There is a virtually unshakable consensus amongst residents in the capital that the state of our municipal markets is an acute embarrassment to our capital and that officialdom, at the levels of the municipality, central government and the private sector evince no real sense of concern over this state of affairs. What obtains is a sense of indifference to the fact that our marketplaces are run-down, poorly maintained – for the most part – and vermin-infested as if that is how markets are supposed to. In essence, neither the high-sounding rhetoric that commonly emanates from these sources about environmental awareness nor the ever present danger that markets have become incubators for some serious malady has altered the prevailing indifference to the situation.
These are the same spaces that provide a livelihood for hundreds of traders and their families and, over time and notwithstanding the fees they pay for the prerogative of trading in the markets they have little choice but to endure the conditions.
The relationship between the vendors and the municipality is an exploitative one insofar as fees are extracted for services that are, to say the least, rendered with monotonous inconsistency. What stands out in the worst possible way is the recklessness that attends the disposal and general management of solid waste in our markets and their environs.
If a great deal has already been written about the recent flooding, there is every likelihood that much of this may have already been forgotten. It is the way that our bureaucrats work. Forward planning is not a common pursuit and the general condition of emergency that ‘breaks out’ whenever there is a flood attests to the way we have grown used to living.
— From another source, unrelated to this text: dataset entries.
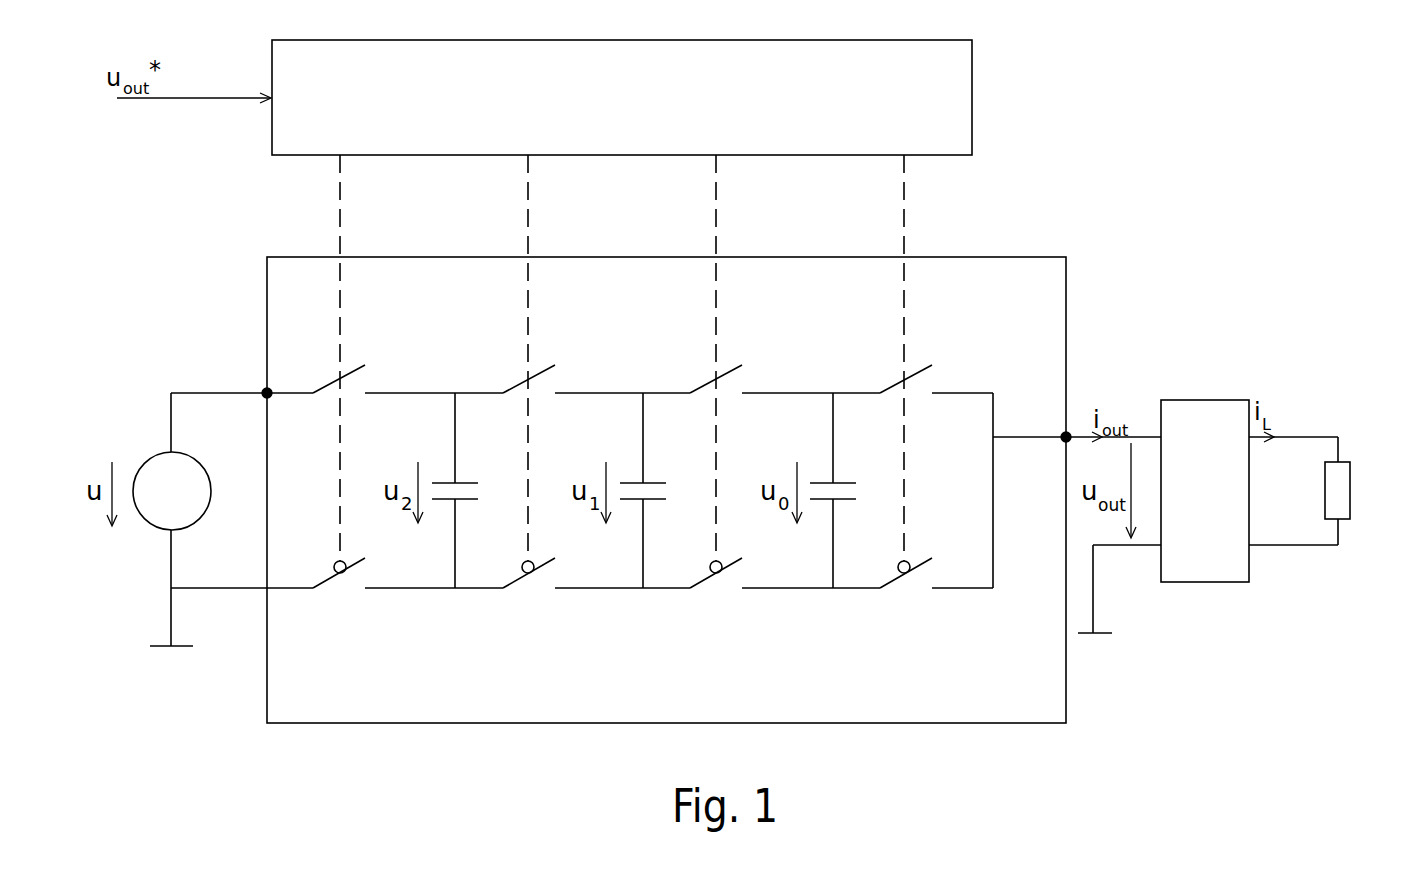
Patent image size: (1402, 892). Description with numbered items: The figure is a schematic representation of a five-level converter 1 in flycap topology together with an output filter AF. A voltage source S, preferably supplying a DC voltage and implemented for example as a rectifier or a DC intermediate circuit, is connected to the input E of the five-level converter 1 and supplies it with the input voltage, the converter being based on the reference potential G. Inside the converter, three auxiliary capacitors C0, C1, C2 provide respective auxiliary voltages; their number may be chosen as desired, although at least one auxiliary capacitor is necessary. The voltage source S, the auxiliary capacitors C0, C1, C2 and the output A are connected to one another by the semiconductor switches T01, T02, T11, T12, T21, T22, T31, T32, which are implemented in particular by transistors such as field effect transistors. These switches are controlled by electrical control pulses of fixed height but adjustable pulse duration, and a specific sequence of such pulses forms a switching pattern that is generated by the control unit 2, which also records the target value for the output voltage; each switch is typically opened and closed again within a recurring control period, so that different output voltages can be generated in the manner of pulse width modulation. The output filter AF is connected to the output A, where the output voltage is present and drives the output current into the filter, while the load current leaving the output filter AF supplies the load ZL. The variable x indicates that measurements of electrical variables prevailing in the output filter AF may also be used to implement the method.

The 5-level converter 1 is at (987, 257).
The control unit 2 is at (631, 108).
The voltage source S is at (165, 487).
The input E is at (261, 391).
The output A is at (1068, 433).
The reference potential G is at (167, 660).
The output filter AF is at (1205, 491).
The load ZL is at (1355, 490).
The variable x is at (1140, 443).
The auxiliary capacitor C0 is at (852, 490).
The auxiliary capacitor C1 is at (662, 490).
The auxiliary capacitor C2 is at (474, 490).
The semiconductor switch T01 is at (936, 372).
The semiconductor switch T02 is at (936, 561).
The semiconductor switch T11 is at (785, 372).
The semiconductor switch T12 is at (785, 561).
The semiconductor switch T21 is at (596, 372).
The semiconductor switch T22 is at (596, 561).
The semiconductor switch T31 is at (408, 372).
The semiconductor switch T32 is at (408, 561).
As best as we can tell there is no structured regime for ensuring the cleanliness and environmental safety of our markets. While it is common knowledge that they are breeding grounds for an assortment of vermin, there appears to be no routine and comprehensive cleaning programme that takes account of the fact that these trading spaces need to be kept to a minimum standard of cleanliness. Part of the reason for this has to do with the fact that it does not appear that anyone or any institution is accountable. The other reason, it has to be said, has to do with the general indifference of patrons who have appeared increasingly disinclined to raise their voices over the prevailing state of affairs.
There was something almost comical about the recent exercise in closing the doors after the horses had bolted that occurred in the vicinity of Bourda Market recently. If our first thought was for the ensuing loss of trading that resulted from having to close the market so that the cleanup exercise could proceed our second thought was a sort of when will they ever learn, a refrain that has to do with the fact that all of the fuss that attended events in the area of the market during the flooding could have been avoided had the officials and institutions concerned been resolved to do their jobs with a far greater measure of conscientiousness.
Not, it seems, unmindful of the fact that Christmas rains are par for the course in Guyana another cleaning crew descended on the market area earlier this week, de-silting drains, clearing the customary disgusting piles of solid waste that so often adorn a section of the eastern extreme of Bourda Green and at least making an attempt to remove some of the obstacles which, since the flood, had come to a standstill in the North Road canal directly opposite the market. What was noteworthy was that a small fleet of trucks was on hand to remove that hundreds of buckets of slush being removed from the drains and the canal. On the whole, the cleaning crew was going about its business with a sense of diligence and if some of the stallholders were clearly being discommoded they clearly didn’t seem to mind.
It seemed odd that a cleanup of that magnitude was taking place outside of a period of bad weather.
On the other hand it provided what might perhaps be best described as an odd sort of lesson, a sign, perhaps, that someone, somewhere is beginning to get the absurdly simple message about the need for us to remain in a state of readiness.